American healthcare delivery system differs from that in Canada and Japan in that the government has not set healthcare systems’ price limit. As a result, the healthcare cost varies from one provider to the other. The economic law of demand and supply also determines the cost of healthcare services, which makes American medical care programs among the most expensive in the world. In the United States, several doctors are directly employed in public hospitals while many healthcare professionals in Canada have private practices (Baribault & Cloyd, 1999). On the contrary, health care delivery systems in Japan, Canada, and the USA have similarities such as liberty to choose from several healthcare providers. In addition, insurance programs play an essential role in providing affordable healthcare plans to every citizen. Each country also offers fully sponsored or subsidized healthcare services to the extremely poor, army veterans and other specialized group that may not afford to make regular contributions towards the healthcare services (Baribault & Cloyd, 1999).
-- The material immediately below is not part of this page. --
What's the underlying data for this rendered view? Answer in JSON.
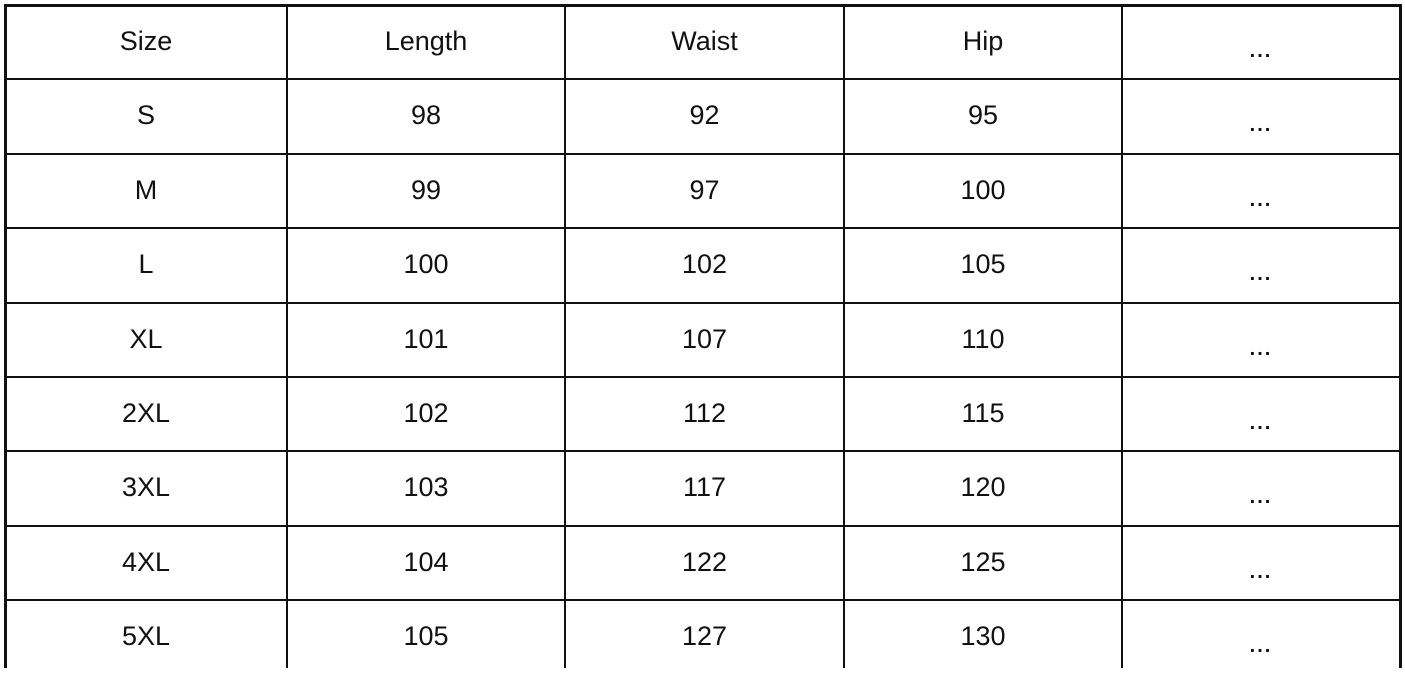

Employers are supposed to deduct some cash from their employees’ salary, and provide either a hundred or two hundred percent match to the deduction, to pay for healthcare insurance (Cooper & Taylor, 1994). In my view, I would recommend sickness fund healthcare system as it has proven functional in countries such as Germany. Germany’s trade guilds established the initial health system in 1883 that the government applied as a model to create the country’s “sickness funds”. The objective of the system is financing, paying and providing healthcare services. It integrates decision-making and decentralized power with efficient bargaining power that occurs at local, federal and state levels. Germans have solidarity and believe that everyone is entitled to access quality medical services irrespective of their capability to pay, income or employment. Similarly, if other countries in the world can adopt such a healthcare system, everybody would have access to quality healthcare services.
Patients covered by the program can access affordable health care services universally (Cooper & Taylor, 1994). Some of the services that sickness fund covers include drugs and dental care services. It also provides young mothers’ grants, money for purchasing eyeglasses and compensation wages when individuals are sick. Since sickness funds do not offer healthcare coverage for some issues, individuals can purchase health insurance plans for the uncovered services. Everybody in Germany is supposed to be a member of a sickness fund, except the wealthy persons that can afford private health insurance. I believe the world’s population would have access to quality health care services required for maintaining healthy nations (Baribault & Cloyd, 1999).